Desegregation works. That was the major conclusion of a report the U.S. Commission on Civil Rights issued last August. The $2.3 million study (TIME, Sept. 6) declared that despite headlines about busing violence, 82% of the nation's school districts have desegregated without serious disruption, and only 10% report any decline in the levels of education. A pleased Commission Chairman Arthur Flemming stated: "We are prepared to debate the soundness of this conclusion with anyone."

Just such a debate is now taking place within Flemming's own organization. Researcher Duane Lindstrom of the commission's Midwest regional office has resigned in protest against what he calls the report's distortion. Said Lindstrom: "We were told beforehand by Washington that the purpose of the study was to show desegregation worked." Advisory committees in Illinois and Michigan have also denounced the report as biased in favor of good news.

Though all these critics support desegregation, they nonetheless accuse the commission of rigging the evidence. Produced by 162 commission staffers in ten months' time, the report based its findings on four hearings (in Boston, Louisville, Denver and Tampa, Fla.), four open meetings (in Berkeley, Calif, Minneapolis, Stamford, Conn., and Corpus Christi, Texas), a mail survey of 1,300 school districts, and analyses of 29 school districts scattered across the nation. But in a memo to the eight regional directors, the commission director of field operations, Isiah T. Creswell Jr., wrote: "In the hearings, the emphasis will be more on districts that have made positive steps toward desegregation, or that have achieved a relatively higher degree of desegregation with relatively fewer problems."

New Thrust. The four open meetings were intended to cover only districts where desegregation was working --in order to determine why it had worked--while the 29 case studies were to be divided among those districts where there had been no progress, moderate progress, and substantial progress. Yet, in the end, only three of the districts chosen fell into the first category.

Three weeks after the report was issued, the commission renewed its demands for favorable data. It sent to all the regional offices a memo titled "New Thrust Follow-Up," asking for reports on the "applicability of the commission's findings." Specifically, it directed: "Your monographs will show that desegregation has been successful at the local level for the reasons the commission reports, or that it can and will be more successful if local leadership responds as the commission recommends."

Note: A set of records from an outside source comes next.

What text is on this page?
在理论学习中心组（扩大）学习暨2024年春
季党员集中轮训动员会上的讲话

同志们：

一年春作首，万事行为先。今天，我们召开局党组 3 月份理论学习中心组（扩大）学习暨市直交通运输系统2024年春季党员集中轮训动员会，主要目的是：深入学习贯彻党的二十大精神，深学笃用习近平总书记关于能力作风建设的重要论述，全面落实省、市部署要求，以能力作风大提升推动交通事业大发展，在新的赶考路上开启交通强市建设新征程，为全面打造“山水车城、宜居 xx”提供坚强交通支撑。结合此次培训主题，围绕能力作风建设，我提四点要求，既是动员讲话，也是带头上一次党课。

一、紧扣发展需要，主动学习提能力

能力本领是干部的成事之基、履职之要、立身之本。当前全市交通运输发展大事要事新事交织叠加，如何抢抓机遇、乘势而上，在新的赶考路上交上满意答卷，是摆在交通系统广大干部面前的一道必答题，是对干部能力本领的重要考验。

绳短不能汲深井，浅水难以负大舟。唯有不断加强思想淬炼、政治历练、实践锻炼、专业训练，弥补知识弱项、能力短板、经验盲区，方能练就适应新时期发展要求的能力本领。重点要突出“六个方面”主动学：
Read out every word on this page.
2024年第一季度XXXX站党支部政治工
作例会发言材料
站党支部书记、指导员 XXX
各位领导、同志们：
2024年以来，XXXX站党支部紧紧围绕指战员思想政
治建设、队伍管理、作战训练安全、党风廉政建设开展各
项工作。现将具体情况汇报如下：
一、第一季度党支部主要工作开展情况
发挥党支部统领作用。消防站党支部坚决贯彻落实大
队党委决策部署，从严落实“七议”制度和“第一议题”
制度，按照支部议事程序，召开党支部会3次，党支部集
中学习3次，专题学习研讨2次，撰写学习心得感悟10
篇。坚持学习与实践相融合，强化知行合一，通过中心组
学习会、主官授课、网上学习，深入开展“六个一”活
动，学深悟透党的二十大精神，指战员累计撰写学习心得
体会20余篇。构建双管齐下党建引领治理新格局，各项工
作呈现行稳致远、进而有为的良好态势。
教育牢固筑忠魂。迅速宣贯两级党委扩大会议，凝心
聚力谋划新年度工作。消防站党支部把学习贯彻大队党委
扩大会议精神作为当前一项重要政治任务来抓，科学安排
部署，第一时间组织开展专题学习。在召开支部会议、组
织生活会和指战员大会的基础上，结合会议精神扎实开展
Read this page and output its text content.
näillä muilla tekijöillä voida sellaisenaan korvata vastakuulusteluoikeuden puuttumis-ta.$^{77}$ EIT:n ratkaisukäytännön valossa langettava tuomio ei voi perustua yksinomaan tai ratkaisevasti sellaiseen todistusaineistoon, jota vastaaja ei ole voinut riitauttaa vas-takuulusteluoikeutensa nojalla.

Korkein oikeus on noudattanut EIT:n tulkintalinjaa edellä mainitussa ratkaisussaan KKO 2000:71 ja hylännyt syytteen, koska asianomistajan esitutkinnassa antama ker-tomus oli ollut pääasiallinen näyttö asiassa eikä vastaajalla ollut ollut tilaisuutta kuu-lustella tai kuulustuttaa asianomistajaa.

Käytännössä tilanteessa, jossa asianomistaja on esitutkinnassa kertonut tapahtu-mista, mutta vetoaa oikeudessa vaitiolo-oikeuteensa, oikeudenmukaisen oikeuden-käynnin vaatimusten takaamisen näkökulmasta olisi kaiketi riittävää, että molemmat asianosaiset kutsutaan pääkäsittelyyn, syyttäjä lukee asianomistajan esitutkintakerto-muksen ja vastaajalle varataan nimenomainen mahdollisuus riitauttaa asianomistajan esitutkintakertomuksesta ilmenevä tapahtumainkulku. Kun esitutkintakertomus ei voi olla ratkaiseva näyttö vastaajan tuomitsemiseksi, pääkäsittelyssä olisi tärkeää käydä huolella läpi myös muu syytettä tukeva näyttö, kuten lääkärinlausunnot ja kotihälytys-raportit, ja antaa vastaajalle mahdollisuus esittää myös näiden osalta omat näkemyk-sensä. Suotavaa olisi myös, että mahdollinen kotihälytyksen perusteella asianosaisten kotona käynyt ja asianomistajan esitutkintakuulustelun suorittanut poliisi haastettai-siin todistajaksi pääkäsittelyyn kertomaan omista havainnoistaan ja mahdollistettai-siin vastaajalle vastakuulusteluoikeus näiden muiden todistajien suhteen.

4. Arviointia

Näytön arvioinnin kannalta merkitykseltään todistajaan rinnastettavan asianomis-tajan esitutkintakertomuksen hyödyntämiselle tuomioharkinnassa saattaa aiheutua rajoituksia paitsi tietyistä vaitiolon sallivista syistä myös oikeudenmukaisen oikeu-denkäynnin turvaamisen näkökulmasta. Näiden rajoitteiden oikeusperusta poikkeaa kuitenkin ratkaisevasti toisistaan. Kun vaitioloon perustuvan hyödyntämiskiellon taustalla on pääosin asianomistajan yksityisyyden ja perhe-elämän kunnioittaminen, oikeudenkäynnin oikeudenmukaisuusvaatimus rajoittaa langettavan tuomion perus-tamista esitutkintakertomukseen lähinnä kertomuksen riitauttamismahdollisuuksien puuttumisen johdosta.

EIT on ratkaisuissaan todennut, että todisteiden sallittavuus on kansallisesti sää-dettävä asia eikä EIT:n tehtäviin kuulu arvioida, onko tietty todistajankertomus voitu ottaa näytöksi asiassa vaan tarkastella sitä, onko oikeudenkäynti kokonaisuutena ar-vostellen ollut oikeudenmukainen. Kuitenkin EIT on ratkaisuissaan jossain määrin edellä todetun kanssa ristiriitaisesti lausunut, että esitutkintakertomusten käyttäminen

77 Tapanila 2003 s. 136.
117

At Washington headquarters, the staffers' criticisms have put top officials on the defensive. Chairman Flemming, who instigated the hastily prepared report after being impressed by testimony at a 1975 commission hearing in Boston, concedes that "some of the writing in the memos was not good." But, he adds: "We obviously are advocates for the implementation of the Constitution. When we started this study we had a feeling there was more positive evidence for desegregation than appeared on the surface." Dissenter Lindstrom speaks for the critics, however, when he argues that it might have been possible to "prove the same damn thing" if the commission had used an unbiased approach. He adds: "I don't think the report proves desegregation does not work. It just doesn't prove anything."